C’est cette « conspiration de silence », cet « interdit au fanal rouge » que je retrouve dans de nombreux poèmes, de « Bouclez-la » à « Limbé », et dans Black-Label, où il dépèce, en filigrane, de manière elliptique toujours, ces rapports tordus entre Blancs et individus de couleur, parmi d’autres axes thématiques.
e-Karbé – Peut-on qualifier la poésie de Damas de moderne ? Et si oui, pourquoi ?

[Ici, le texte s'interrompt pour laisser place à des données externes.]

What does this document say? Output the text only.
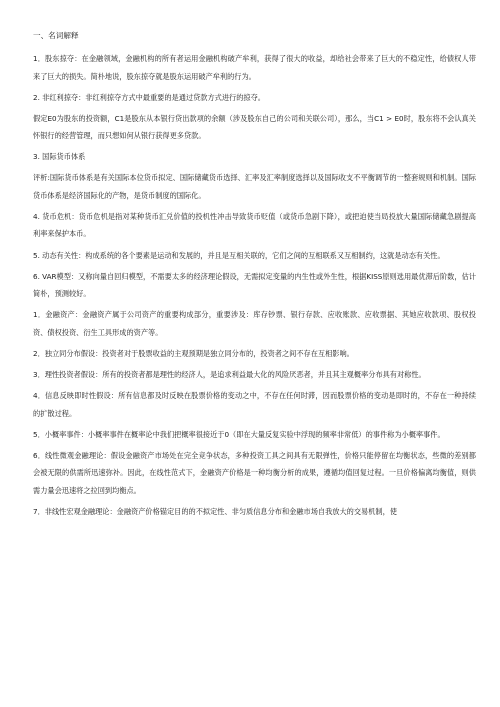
一、名词解释
1．股东掠夺：在金融领域，金融机构的所有者运用金融机构破产牟利，获得了很大的收益，却给社会带来了巨大的不稳定性，给债权人带来了巨大的损失。简朴地说，股东掠夺就是股东运用破产牟利的行为。
2. 非红利掠夺：非红利掠夺方式中最重要的是通过贷款方式进行的掠夺。
假定E0为股东的投资额，C1是股东从本银行贷出款项的余额（涉及股东自己的公司和关联公司），那么，当C1 > E0时，股东将不会认真关怀银行的经营管理，而只想如何从银行获得更多贷款。
3. 国际货币体系
评析:国际货币体系是有关国际本位货币拟定、国际储藏货币选择、汇率及汇率制度选择以及国际收支不平衡调节的一整套规则和机制。国际货币体系是经济国际化的产物，是货币制度的国际化。
4. 货币危机：货币危机是指对某种货币汇兑价值的投机性冲击导致货币贬值（或货币急剧下降），或把迫使当局投放大量国际储藏急剧提高利率来保护本币。
5. 动态有关性：构成系统的各个要素是运动和发展的，并且是互相关联的，它们之间的互相联系又互相制约，这就是动态有关性。
6. VAR模型：又称向量自回归模型，不需要太多的经济理论假设，无需拟定变量的内生性或外生性，根据KISS原则选用最优滞后阶数，估计简朴，预测较好。
1．金融资产：金融资产属于公司资产的重要构成部分，重要涉及：库存钞票、银行存款、应收账款、应收票据、其她应收款项、股权投资、债权投资、衍生工具形成的资产等。
2．独立同分布假设：投资者对于股票收益的主观预期是独立同分布的，投资者之间不存在互相影响。
3．理性投资者假设：所有的投资者都是理性的经济人，是追求利益最大化的风险厌恶者，并且其主观概率分布具有对称性。
4．信息反映即时性假设：所有信息都及时反映在股票价格的变动之中，不存在任何时滞，因而股票价格的变动是即时的，不存在一种持续的扩散过程。
5．小概率事件：小概率事件在概率论中我们把概率很接近于0（即在大量反复实验中浮现的频率非常低）的事件称为小概率事件。
6．线性微观金融理论：假设金融资产市场处在完全竞争状态，多种投资工具之间具有无限弹性，价格只能停留在均衡状态，些微的差别都会被无限的供需所迅速弥补。因此，在线性范式下，金融资产价格是一种均衡分析的成果，遵循均值回复过程。一旦价格偏离均衡值，则供需力量会迅速将之拉回到均衡点。
7．非线性宏观金融理论：金融资产价格锚定目的的不拟定性、非匀质信息分布和金融市场自我放大的交易机制，使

Kathleen Gyssels – Absolument moderne et singulièrement actuelle, contrairement aux nombreux autres types de manifestation prétendument engagés. Sinistrement, je l’illustre toujours par le vocable employé par Nicolas Sarkozy, en 2005 encore ministre de l’Intérieur : « racaille », pour désigner la génération « perdue » des banlieues. Dans Black-Label, Damas rappe tous les vilains mots dont on a désigné les siens :
la racaille
la canaille
la valetaille
la négraille
Deux phénomènes se passent ici, éminemment modernes : sans avoir besoin de dresser l’inventaire du lexique damassien dans sa tendance « néologiste » ou créoliste, il est clair qu’il exploite le suffixe « –aille » dans sa charge violente et fait ainsi violence dans le texte. La poésie est moderne parce qu’elle se rapproche de la dub poetry de LKJ ou encore du rap de MC Soloar.
En même temps, Damas a bien lu Fanon qui dans Peau noire, masques blancs (dont la poésie damassienne illustre chaque chapitre) dénonça le hiatus qui sépare dans le milieu martiniquais « la békaille, la mulâtraille et la négraille ». Moderne par son inventivité et ingéniosité, par son impudence et son imprudence même, là où plusieurs grands auteurs et poètes contemporains ne se « brûleraient » plus à pareille accusation directe des dysfonctionnements de nos postcolonies, que ce soit en « métropole » ou dans les « outre-mers ». Moderne parce qu’intemporelle, la poésie de Damas se projette aisément sur les affiches et les pancartes. Ses « Ils » non identifiés dans « [Ils] sont venus ce soir» se scandent et se taguent tels des graffiti sur les murs de nos métropoles, bars et gares : ils en appellent à notre responsabilité et à notre complicité avec les inégalités rampantes et les exclusions de toutes sortes qu’il faut commencer « en masse » à dénoncer.